= 2019 Copa do Brasil Fourth Stage =

The 2019 Copa do Brasil fourth stage was the fourth stage of the 2019 Copa do Brasil football competition. It was played from 17 April to 7 May 2019. A total of 10 teams competed in the fourth stage to decide five places in the final stages of the 2019 Copa do Brasil.
==Draw==
The draw for the fourth stage was held on 12 April 2019, 11:00 at CBF headquarters in Rio de Janeiro.

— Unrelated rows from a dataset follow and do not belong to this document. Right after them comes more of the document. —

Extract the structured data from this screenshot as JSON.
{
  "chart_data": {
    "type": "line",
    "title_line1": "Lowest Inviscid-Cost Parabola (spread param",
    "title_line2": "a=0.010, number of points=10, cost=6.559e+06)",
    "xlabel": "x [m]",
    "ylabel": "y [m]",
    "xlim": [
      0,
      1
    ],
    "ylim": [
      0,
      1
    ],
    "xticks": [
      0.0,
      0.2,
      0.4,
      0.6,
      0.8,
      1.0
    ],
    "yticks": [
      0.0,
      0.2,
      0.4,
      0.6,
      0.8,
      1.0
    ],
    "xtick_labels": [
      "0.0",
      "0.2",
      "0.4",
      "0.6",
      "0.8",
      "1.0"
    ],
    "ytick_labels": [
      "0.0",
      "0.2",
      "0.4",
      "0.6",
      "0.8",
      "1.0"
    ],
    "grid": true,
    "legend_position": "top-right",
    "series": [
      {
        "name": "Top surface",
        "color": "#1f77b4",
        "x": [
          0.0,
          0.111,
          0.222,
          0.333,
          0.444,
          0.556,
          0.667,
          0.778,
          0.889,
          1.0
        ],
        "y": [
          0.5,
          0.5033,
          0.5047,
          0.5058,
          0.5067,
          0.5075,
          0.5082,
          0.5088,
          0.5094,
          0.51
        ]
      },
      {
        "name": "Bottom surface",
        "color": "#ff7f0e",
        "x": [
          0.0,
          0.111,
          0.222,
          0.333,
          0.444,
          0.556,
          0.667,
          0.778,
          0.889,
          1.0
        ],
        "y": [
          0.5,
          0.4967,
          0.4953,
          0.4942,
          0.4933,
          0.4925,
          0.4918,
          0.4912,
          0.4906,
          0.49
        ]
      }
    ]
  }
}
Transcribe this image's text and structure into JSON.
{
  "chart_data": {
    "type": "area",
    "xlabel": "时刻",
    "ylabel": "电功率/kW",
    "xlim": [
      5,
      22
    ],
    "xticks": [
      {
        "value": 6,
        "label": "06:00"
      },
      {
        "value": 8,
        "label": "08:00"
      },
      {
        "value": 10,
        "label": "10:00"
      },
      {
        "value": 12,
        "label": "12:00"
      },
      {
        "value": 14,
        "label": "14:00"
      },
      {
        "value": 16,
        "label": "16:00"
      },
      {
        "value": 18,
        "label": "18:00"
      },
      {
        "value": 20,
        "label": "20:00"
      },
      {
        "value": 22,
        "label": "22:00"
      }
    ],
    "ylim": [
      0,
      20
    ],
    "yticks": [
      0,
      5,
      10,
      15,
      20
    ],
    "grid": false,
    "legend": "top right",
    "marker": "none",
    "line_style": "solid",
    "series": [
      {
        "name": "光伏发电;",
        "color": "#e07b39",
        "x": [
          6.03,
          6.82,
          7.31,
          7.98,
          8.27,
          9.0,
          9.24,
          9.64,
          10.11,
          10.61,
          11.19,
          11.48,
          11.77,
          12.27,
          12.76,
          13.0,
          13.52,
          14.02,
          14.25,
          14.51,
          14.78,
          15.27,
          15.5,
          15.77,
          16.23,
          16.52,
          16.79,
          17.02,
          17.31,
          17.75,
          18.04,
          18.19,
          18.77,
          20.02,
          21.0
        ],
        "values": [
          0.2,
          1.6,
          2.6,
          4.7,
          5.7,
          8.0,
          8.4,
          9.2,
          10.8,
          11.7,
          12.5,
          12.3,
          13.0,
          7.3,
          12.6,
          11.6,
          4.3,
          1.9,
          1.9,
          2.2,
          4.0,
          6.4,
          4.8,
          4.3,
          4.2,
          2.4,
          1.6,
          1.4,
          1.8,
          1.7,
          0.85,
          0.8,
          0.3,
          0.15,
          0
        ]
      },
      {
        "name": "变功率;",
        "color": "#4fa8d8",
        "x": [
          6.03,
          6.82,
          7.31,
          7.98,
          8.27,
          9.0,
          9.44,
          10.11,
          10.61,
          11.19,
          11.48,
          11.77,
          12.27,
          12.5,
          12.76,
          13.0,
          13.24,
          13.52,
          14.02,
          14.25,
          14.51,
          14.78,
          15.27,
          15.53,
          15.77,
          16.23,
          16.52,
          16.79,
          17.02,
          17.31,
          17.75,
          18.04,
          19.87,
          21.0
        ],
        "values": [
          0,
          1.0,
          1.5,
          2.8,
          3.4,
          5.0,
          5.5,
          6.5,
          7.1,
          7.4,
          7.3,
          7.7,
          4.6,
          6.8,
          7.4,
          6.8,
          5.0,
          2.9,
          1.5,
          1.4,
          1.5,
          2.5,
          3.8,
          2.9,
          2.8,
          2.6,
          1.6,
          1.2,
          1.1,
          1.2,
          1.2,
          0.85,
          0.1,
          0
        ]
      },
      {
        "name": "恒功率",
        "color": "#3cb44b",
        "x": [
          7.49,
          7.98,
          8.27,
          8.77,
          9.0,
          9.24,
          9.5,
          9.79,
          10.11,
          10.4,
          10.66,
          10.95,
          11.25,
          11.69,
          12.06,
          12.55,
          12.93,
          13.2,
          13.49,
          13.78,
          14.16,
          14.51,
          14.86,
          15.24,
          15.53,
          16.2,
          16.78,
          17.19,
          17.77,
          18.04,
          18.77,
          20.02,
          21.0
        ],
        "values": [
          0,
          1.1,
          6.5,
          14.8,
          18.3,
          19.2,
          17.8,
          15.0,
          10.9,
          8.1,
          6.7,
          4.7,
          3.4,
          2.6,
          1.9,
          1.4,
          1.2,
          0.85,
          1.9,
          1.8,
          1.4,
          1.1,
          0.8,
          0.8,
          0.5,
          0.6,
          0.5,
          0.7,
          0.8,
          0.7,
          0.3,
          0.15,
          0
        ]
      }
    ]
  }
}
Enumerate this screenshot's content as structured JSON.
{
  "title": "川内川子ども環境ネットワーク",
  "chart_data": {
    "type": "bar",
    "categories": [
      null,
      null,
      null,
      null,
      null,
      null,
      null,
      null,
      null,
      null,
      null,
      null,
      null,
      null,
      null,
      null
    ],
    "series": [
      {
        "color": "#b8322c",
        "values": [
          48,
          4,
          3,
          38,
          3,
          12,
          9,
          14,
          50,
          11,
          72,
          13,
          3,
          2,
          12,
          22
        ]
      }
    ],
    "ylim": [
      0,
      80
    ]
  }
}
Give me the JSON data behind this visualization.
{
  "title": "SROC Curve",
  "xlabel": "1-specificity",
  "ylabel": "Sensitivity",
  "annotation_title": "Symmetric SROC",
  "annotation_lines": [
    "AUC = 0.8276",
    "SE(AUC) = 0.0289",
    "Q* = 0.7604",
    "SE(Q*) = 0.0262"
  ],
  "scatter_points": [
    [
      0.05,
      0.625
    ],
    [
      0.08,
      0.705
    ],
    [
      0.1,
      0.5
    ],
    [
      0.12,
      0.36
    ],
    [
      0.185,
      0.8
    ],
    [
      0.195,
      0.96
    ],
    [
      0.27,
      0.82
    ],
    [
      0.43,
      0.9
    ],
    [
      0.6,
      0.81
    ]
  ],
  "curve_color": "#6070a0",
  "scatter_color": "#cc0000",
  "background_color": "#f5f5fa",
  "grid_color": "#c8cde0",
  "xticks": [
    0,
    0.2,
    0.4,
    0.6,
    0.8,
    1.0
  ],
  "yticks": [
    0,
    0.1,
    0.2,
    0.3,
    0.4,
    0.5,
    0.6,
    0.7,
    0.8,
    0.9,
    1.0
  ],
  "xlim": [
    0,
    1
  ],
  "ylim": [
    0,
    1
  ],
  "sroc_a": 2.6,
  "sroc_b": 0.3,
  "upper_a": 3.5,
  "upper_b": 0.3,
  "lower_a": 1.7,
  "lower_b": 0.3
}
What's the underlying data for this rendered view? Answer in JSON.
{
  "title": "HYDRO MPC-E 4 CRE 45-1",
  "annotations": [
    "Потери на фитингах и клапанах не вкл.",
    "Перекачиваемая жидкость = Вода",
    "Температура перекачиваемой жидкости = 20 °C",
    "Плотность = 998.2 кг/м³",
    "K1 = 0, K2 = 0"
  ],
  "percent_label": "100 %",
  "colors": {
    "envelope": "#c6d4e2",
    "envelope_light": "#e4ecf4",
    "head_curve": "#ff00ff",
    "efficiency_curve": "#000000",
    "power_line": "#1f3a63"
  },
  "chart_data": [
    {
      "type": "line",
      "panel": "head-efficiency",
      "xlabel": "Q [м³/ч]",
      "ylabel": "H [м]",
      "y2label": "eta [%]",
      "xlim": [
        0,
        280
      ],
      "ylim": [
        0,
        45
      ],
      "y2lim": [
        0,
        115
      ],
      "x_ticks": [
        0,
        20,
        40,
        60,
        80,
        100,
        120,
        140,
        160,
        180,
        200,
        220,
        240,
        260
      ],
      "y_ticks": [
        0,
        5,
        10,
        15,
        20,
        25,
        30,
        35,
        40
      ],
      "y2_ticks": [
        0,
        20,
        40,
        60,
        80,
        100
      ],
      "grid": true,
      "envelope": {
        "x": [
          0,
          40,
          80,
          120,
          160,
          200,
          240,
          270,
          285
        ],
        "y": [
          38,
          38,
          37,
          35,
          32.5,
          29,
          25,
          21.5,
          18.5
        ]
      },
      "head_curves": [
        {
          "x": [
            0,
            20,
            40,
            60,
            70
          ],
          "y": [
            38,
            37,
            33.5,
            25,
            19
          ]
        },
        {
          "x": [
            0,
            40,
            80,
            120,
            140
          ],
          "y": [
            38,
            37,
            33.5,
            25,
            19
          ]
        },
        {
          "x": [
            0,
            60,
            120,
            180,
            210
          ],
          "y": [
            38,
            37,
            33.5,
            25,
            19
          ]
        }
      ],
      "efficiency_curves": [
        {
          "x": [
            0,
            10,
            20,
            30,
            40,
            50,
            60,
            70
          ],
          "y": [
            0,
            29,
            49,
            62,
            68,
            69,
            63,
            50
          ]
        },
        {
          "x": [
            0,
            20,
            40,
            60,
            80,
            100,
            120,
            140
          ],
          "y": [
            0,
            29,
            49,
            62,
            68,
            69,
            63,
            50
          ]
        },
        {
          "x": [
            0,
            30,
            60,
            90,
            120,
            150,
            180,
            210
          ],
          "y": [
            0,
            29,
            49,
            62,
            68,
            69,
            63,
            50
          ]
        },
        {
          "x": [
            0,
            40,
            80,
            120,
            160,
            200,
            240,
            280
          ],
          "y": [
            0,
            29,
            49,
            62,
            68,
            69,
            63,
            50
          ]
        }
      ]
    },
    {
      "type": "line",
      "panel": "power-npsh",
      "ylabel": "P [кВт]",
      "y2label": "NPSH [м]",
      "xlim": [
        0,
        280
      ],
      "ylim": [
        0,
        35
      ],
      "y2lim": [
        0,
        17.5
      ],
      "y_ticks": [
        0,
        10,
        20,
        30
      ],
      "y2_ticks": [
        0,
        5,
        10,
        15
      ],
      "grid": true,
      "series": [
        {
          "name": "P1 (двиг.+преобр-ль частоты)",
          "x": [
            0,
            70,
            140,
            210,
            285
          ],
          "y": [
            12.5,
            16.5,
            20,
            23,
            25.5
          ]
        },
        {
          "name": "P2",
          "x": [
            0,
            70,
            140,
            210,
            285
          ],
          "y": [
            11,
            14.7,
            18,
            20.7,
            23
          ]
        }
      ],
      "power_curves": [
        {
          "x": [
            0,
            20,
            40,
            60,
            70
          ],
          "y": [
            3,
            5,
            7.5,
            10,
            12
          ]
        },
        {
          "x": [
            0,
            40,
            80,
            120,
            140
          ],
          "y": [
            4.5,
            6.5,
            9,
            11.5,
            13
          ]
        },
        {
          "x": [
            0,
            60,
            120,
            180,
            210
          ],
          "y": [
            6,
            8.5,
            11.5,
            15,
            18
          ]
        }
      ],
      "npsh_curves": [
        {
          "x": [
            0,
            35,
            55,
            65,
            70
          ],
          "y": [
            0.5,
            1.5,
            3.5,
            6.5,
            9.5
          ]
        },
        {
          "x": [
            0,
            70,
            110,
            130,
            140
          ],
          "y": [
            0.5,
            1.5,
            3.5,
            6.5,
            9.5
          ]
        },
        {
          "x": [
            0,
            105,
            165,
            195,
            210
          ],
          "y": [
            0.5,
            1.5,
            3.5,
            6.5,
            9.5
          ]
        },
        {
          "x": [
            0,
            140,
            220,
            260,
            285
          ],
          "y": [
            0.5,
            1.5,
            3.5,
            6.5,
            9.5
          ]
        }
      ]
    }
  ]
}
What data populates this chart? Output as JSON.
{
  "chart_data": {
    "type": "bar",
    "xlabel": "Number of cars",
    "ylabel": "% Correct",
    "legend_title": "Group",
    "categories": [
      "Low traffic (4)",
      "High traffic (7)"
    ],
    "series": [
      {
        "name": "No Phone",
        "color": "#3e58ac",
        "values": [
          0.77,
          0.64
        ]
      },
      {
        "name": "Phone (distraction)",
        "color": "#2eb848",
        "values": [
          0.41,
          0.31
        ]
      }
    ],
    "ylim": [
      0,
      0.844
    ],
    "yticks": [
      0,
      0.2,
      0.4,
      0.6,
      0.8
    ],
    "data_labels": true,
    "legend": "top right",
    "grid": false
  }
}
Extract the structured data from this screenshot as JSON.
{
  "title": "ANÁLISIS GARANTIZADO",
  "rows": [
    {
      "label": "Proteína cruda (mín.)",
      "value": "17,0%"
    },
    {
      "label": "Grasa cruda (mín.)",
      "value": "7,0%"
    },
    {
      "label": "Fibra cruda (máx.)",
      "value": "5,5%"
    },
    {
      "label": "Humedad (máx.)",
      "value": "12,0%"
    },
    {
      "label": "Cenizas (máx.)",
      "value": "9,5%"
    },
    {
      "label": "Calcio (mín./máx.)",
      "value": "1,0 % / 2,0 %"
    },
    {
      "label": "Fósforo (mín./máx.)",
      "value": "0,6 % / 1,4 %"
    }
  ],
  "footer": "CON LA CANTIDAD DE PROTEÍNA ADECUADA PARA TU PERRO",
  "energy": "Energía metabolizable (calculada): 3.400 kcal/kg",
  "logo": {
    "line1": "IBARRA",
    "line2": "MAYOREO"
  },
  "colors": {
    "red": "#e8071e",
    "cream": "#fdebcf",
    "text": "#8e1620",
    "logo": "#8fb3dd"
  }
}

The 10 qualified teams were in a single group (CBF ranking shown in parentheses).

| Group |
|---|
| São Paulo Santos (4); São Paulo Corinthians (5); Santa Catarina Chapecoense (10); Rio de Janeiro Fluminense (13); Rio de Janeiro Vasco da Gama (14); Bahia Bahia (15); Pernambuco Santa Cruz (28); Rio Grande do Sul Juventude (31); Goiás Vila Nova^{[1]} (34); Paraná Londrina (35); |

The identity of Winners 62 team was not known at the time of the draw.

==Format==
In the fourth stage, each tie was played on a home-and-away two-legged basis. If tied on aggregate, the away goals rule would not be used, extra time would not be played and the penalty shoot-out would be used to determine the winner.

==Matches==
All times are Brasília time, BRT (UTC−3)

| Team 1 | Agg.Tooltip Aggregate score | Team 2 | 1st leg | 2nd leg |
|---|---|---|---|---|
| Juventude | 0–0 (4–3 p) | Vila Nova | 0–0 | 0–0 |
| Fluminense | 2–2 (3–2 p) | Santa Cruz | 2–0 | 0–2 |
| Chapecoense | 1–2 | Corinthians | 1–0 | 0–2 |
| Santos | 3–2 | Vasco da Gama | 2–0 | 1–2 |
| Bahia | 5–2 | Londrina | 4–0 | 1–2 |

===Match 71===
24 April 2019
Juventude 0-0 Vila Nova
----
7 May 2019
Vila Nova 0-0 Juventude
Tied 0–0 on aggregate, Juventude won on penalties and advanced to the round of 16.

===Match 72===
17 April 2019
Fluminense 2-0 Santa Cruz
  Fluminense: Gilberto 18', Luciano 30'
----
25 April 2019
Santa Cruz 2-0 Fluminense
  Santa Cruz: Jô 71', Pipico 75'
Tied 2–2 on aggregate, Fluminense won on penalties and advanced to the round of 16.

===Match 73===
17 April 2019
Chapecoense 1-0 Corinthians
  Chapecoense: Aylon 34'
----
24 April 2019
Corinthians 2-0 Chapecoense
  Corinthians: Boselli 16', Mateus Vital 69'
Corinthians won 2–1 on aggregate and advanced to the round of 16.

===Match 74===
17 April 2019
Santos 2-0 Vasco da Gama
  Santos: Rodrygo 47', Jean Mota 66'
----
24 April 2019
Vasco da Gama 2-1 Santos
  Vasco da Gama: Raul 12', Ricardo 38'
  Santos: Jorge 54'
Santos won 3–2 on aggregate and advanced to the round of 16.

===Match 75===
18 April 2019
Bahia 4-0 Londrina
  Bahia: Arthur Caíke 25', Nino Paraíba 28', Artur 77', Fernandão
----
25 April 2019
Londrina 2-1 Bahia
  Londrina: Anderson Oliveira 1', Dagoberto 35' (pen.)
  Bahia: Fernandão 22'
Bahia won 5–2 on aggregate and advanced to the round of 16.